Rappresentata come una donna molto alta, dai capelli arruffati e vestita con lunghe gonne nere e uno scialle a frange larghe, la dòna del zöch era anche a volte accompagnata da quaranta cani bianchi, o da sette gatti che portavano al collo dei piccoli sonagli.
Secondo la leggenda appariva spesso al crepuscolo e vagava per le vallate bergamasche a una velocità impressionante lanciando grida stridule e facendo prendere grossi spaventi a chiunque fosse così sfortunato da incontrarla.
E di fatto sono in pochi a testimoniare di averla vista, e ancora meno quelli che hanno avuto il coraggio di rivolgerle parola, cosa per la quale si veniva puniti ricevendo in testa un mastello pieno di acqua gelida.
Pare che spaventasse soprattutto gli ubriachi usciti a tarda notte dalle osterie e che bagnasse da capo a piedi le lavandaie.
Scendendo nel dettaglio delle varie storie che hanno alimentato la fama della dòna del zöch, la prima la vede fermare un uomo che vagava ubriaco e chiedergli "Per chi éla la nòcc?" (Per chi è la notte?), con questi che nonostante i fumi dell'alcol risponde prontamente "Per mé, per tè e per chèi che pöl miga ‘ndà ‘ntùren del dé" (Per me, per te, e per tutti quelli che non possono andare in giro di giorno), riuscendo così a compiacere lo spirito che vola via ridacchiando.
Sorte molto diversa invece per un uomo di Serina, anche lui ubriaco, che incontrò la dòna su un piccolo ponte.
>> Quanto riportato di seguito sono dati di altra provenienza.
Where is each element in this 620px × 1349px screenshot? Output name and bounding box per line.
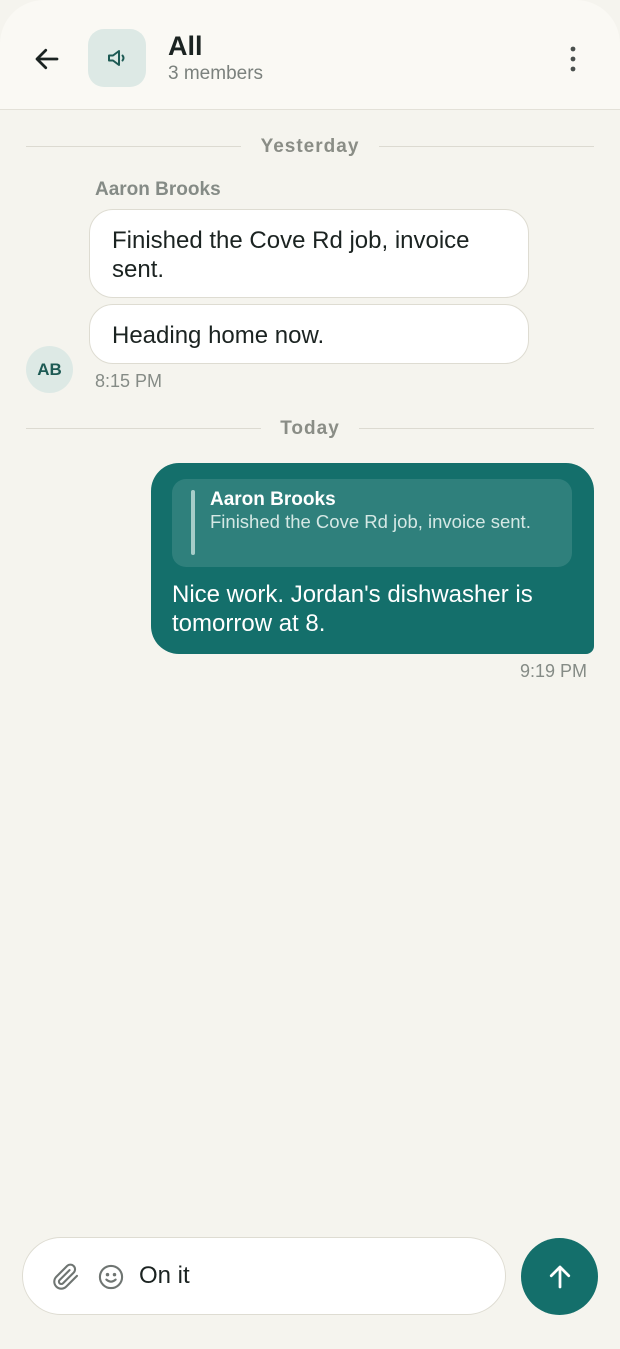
back-button[interactable] bbox=[24, 36, 70, 82]
avatar-initials: AB bbox=[37, 359, 62, 379]
divider-line bbox=[379, 146, 594, 147]
incoming-message-bubble[interactable]: Heading home now. bbox=[89, 304, 529, 364]
group-avatar[interactable] bbox=[88, 29, 146, 87]
smiley-icon bbox=[98, 1264, 124, 1290]
emoji-button[interactable] bbox=[94, 1260, 128, 1294]
attach-button[interactable] bbox=[49, 1260, 83, 1294]
more-options-button[interactable] bbox=[550, 36, 596, 82]
arrow-left-icon bbox=[35, 48, 59, 70]
message-composer bbox=[22, 1237, 506, 1315]
incoming-message-bubble[interactable]: Finished the Cove Rd job, invoice sent. bbox=[89, 209, 529, 298]
quote-text: Finished the Cove Rd job, invoice sent. bbox=[210, 511, 531, 532]
quote-bar bbox=[191, 490, 195, 555]
message-text: Nice work. Jordan's dishwasher is tomorr… bbox=[172, 581, 533, 637]
day-label: Today bbox=[280, 418, 340, 439]
message-input[interactable] bbox=[139, 1256, 479, 1296]
arrow-up-icon bbox=[549, 1265, 570, 1288]
sender-avatar[interactable]: AB bbox=[26, 346, 73, 393]
day-divider-today: Today bbox=[26, 414, 594, 444]
divider-line bbox=[359, 428, 594, 429]
message-timestamp: 9:19 PM bbox=[519, 661, 587, 681]
sender-name: Aaron Brooks bbox=[95, 179, 221, 200]
chat-title: All bbox=[168, 31, 203, 61]
member-count: 3 members bbox=[168, 63, 264, 84]
day-divider-yesterday: Yesterday bbox=[26, 132, 594, 162]
send-button[interactable] bbox=[521, 1238, 598, 1315]
paperclip-icon bbox=[53, 1263, 79, 1290]
chat-header: All 3 members bbox=[0, 0, 620, 110]
reply-quote[interactable]: Aaron Brooks Finished the Cove Rd job, i… bbox=[172, 479, 572, 567]
message-text: Heading home now. bbox=[112, 322, 325, 349]
outgoing-message-bubble[interactable]: Aaron Brooks Finished the Cove Rd job, i… bbox=[151, 463, 594, 654]
message-timestamp: 8:15 PM bbox=[95, 371, 163, 391]
quote-author: Aaron Brooks bbox=[210, 489, 336, 510]
megaphone-icon bbox=[108, 50, 125, 66]
more-vertical-icon bbox=[570, 46, 576, 72]
chat-screen: All 3 members Yesterday Aaron Brooks Fin… bbox=[0, 0, 620, 1349]
message-text: Finished the Cove Rd job, invoice sent. bbox=[112, 227, 470, 283]
day-label: Yesterday bbox=[260, 136, 360, 157]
Stavolta lo spirito aveva degli abiti molto belli e seducenti e attirò a sé l'uomo che le andò incontro per abbracciarla. Tuttavia, la dòna iniziò a crescere in maniera smisurata fino a raggiungere il cielo in altezza e poi scomparire. Il malcapitato, ormai lanciato verso di lei, le passò inevitabilmente sotto le gambe divaricate, e in preda a un indicibile spavento non poté far altro che scappare via mentre la dòna lo derideva dall'alto colpendolo di tanto in tanto con monete d'oro.
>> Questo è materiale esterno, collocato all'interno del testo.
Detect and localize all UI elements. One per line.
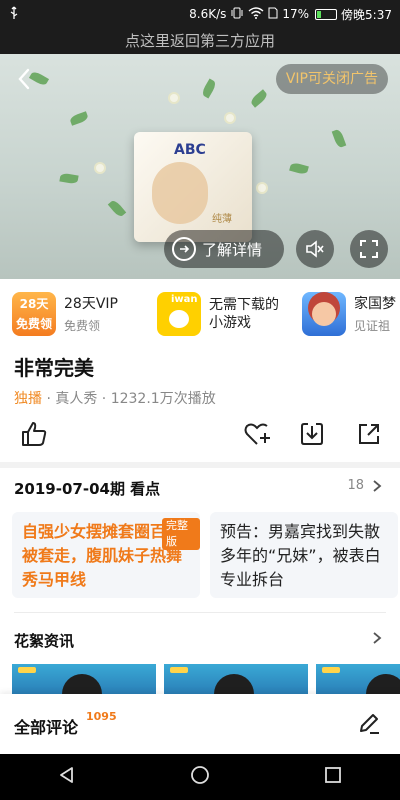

In realtà la dòna non recò mai vero e proprio danno a nessuno, era uno spirito prettamente goliardico ed era solito scherzare con le donne che lavavano i panni alla fontana pubblica bagnandole dalla testa ai piedi.
Molto spesso anche a loro faceva la domanda già citata sulla notte, e alle poche che non conoscevano la risposta giusta tirava addosso i panni bagnati.
Per quanto riguarda l'origine del nome è possibile che discenda dalla parola bergamasca "löch" (luogo), diventata poi prima "döch" (luogo e gioco) e poi "zöch" (gioco).